General Electric Ry. Co. v. Chicago & W. I. R. R. Co.

1. Freehold—When Not Involved.—A freehold is not involved in a proceeding to enjoin a street railway from laying its tracks in a public street, in the sense in which the term “freehold ” is used in the statute relating to appeals.

Bill for an Injunction.—Appeal from Superior Court of Cook County; the Hon. John Barton Payne, Judge, presiding. Heard in the Branch Appellate Court at the March term, 1899.

Affirmed.

Opinion filed October 20, 1899.

Ferdinand Goss, attorney for appellant; Edwin Walker and Thomas A. Moran, of counsel.

Edgar A. Bancroft and Hamline, Scott & Lord, attorneys for appellee.

Mr.

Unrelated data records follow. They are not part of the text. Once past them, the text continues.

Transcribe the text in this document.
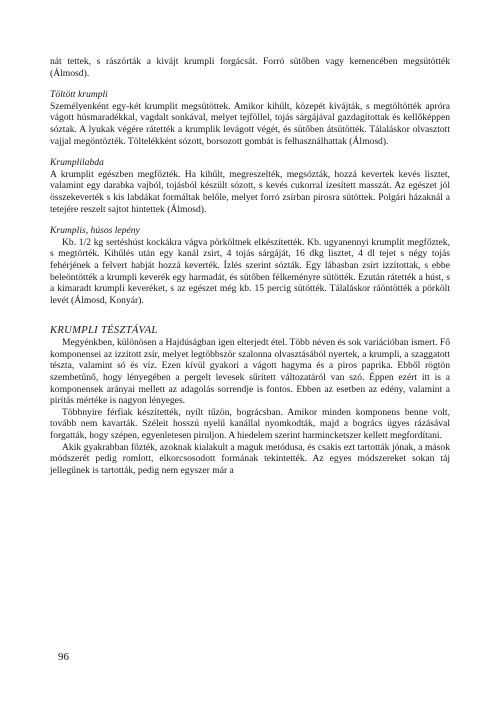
nát tettek, s rászórták a kivájt krumpli forgácsát. Forró sütőben vagy kemencében megsütötték (Álmosd).

Töltött krumpli

Személyenként egy-két krumplit megsütöttek. Amikor kihűlt, közepét kivájták, s megtöltötték apróra vágott húsmaradékkal, vagdalt sonkával, melyet tejföllel, tojás sárgájával gazdagítottak és kellőképpen sóztak. A lyukak végére rátették a krumplik levágott végét, és sütőben átsütötték. Tálaláskor olvasztott vajjal megöntözték. Töltelékként sózott, borsozott gombát is felhasználhattak (Álmosd).

Krumplilabda

A krumplit egészben megfőzték. Ha kihűlt, megreszelték, megsózták, hozzá kevertek kevés lisztet, valamint egy darabka vajból, tojásból készült sózott, s kevés cukorral ízesített masszát. Az egészet jól összekeverték s kis labdákat formáltak belőle, melyet forró zsírban pirosra sütöttek. Polgári házaknál a tetejére reszelt sajtot hintettek (Álmosd).

Krumplis, húsos lepény

Kb. 1/2 kg sertéshúst kockákra vágva pörköltnek elkészítették. Kb. ugyanennyi krumplit megfőztek, s megtörték. Kihűlés után egy kanál zsírt, 4 tojás sárgáját, 16 dkg lisztet, 4 dl tejet s négy tojás fehérjének a felvert habját hozzá keverték. Ízlés szerint sózták. Egy lábasban zsírt izzítottak, s ebbe beleöntötték a krumpli keverék egy harmadát, és sütőben félkeményre sütötték. Ezután rátették a húst, s a kimaradt krumpli keveréket, s az egészet még kb. 15 percig sütötték. Tálaláskor ráöntötték a pörkölt levét (Álmosd, Konyár).

KRUMPLI TÉSZTÁVAL

Megyénkben, különösen a Hajdúságban igen elterjedt étel. Több néven és sok variációban ismert. Fő komponensei az izzított zsír, melyet legtöbbször szalonna olvasztásából nyertek, a krumpli, a szaggatott tészta, valamint só és víz. Ezen kívül gyakori a vágott hagyma és a piros paprika. Ebből rögtön szembetűnő, hogy lényegében a pergelt levesek sűrített változatáról van szó. Éppen ezért itt is a komponensek arányai mellett az adagolás sorrendje is fontos. Ebben az esetben az edény, valamint a pirítás mértéke is nagyon lényeges.

Többnyire férfiak készítették, nyílt tűzön, bográcsban. Amikor minden komponens benne volt, tovább nem kavarták. Széleit hosszú nyelű kanállal nyomkodták, majd a bogrács ügyes rázásával forgatták, hogy szépen, egyenletesen piruljon. A hiedelem szerint harmincketszer kellett megfordítani.

Akik gyakrabban főzték, azoknak kialakult a maguk metódusa, és csakis ezt tartották jónak, a mások módszerét pedig romlott, elkorcsosodott formának tekintették. Az egyes módszereket sokan táj jellegűnek is tartották, pedig nem egyszer már a

96
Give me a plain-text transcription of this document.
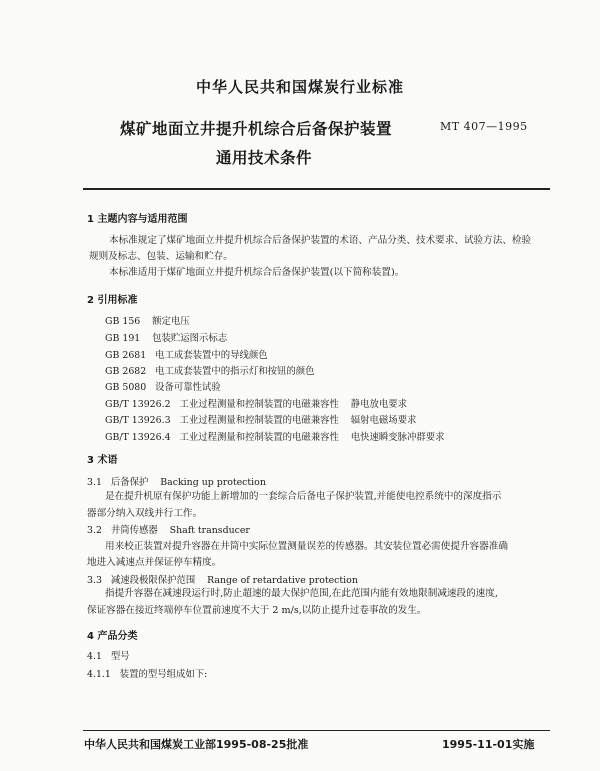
中华人民共和国煤炭行业标准
煤矿地面立井提升机综合后备保护装置
通用技术条件
MT 407—1995
1 主题内容与适用范围
本标准规定了煤矿地面立井提升机综合后备保护装置的术语、产品分类、技术要求、试验方法、检验
规则及标志、包装、运输和贮存。
本标准适用于煤矿地面立井提升机综合后备保护装置(以下简称装置)。
2 引用标准
GB 156    额定电压
GB 191    包装贮运图示标志
GB 2681   电工成套装置中的导线颜色
GB 2682   电工成套装置中的指示灯和按钮的颜色
GB 5080   设备可靠性试验
GB/T 13926.2   工业过程测量和控制装置的电磁兼容性    静电放电要求
GB/T 13926.3   工业过程测量和控制装置的电磁兼容性    辐射电磁场要求
GB/T 13926.4   工业过程测量和控制装置的电磁兼容性    电快速瞬变脉冲群要求
3 术语
3.1   后备保护    Backing up protection
是在提升机原有保护功能上新增加的一套综合后备电子保护装置,并能使电控系统中的深度指示
器部分纳入双线并行工作。
3.2   井筒传感器    Shaft transducer
用来校正装置对提升容器在井筒中实际位置测量误差的传感器。其安装位置必需使提升容器准确
地进入减速点并保证停车精度。
3.3   减速段极限保护范围    Range of retardative protection
指提升容器在减速段运行时,防止超速的最大保护范围,在此范围内能有效地限制减速段的速度,
保证容器在接近终端停车位置前速度不大于 2 m/s,以防止提升过卷事故的发生。
4 产品分类
4.1   型号
4.1.1   装置的型号组成如下:
中华人民共和国煤炭工业部1995-08-25批准	1995-11-01实施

Justice Horton

delivered the opinion of the court.

A' motion is entered by appellee to dismiss this cause for the reason that a freehold is involved, and therefore an appeal lies only in the Supreme Court. That motion is overruled. While the property of appellee, "which appellant is about to enter upon and injure, is fixed and immovable in its character, like realty,” yet, it is not a freehold in the sense in which that term is used in the statute relating to appeals.

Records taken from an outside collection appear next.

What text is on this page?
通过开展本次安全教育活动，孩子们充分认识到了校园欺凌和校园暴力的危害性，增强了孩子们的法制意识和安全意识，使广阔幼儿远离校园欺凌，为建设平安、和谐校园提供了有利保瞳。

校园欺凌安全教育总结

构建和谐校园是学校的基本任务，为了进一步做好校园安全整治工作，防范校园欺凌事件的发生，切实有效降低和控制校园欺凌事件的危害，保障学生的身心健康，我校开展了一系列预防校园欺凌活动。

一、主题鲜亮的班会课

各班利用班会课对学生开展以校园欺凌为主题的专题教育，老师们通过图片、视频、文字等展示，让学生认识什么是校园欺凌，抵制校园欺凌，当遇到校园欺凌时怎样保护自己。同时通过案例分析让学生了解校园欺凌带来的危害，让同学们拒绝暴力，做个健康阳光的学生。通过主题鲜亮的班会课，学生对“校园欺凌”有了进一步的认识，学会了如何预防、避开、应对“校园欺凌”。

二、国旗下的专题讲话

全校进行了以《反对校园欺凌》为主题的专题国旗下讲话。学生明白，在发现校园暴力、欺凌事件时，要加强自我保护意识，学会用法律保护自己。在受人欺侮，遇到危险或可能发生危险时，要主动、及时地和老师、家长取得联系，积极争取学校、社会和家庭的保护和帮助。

This cause was before this court at the last term. We then expressed our views upon the case as it was then presented (79 Ill. App. 569). The cause was then exhaustively argued, and now no arguments are filed by either party, but simply short briefs, presumably to comply with the rules of the court. Counsel for appellant say in their brief, “ The question is in no way different now from what it was then.” Counsel for appellee say, “ This cause is again before this court upon the same question ” as before. Therefore our opinion upon the hearing in the case when it was argued before us, is adopted as our opinion in this presentation of the case.

The decree of the Superior Court is affirmed.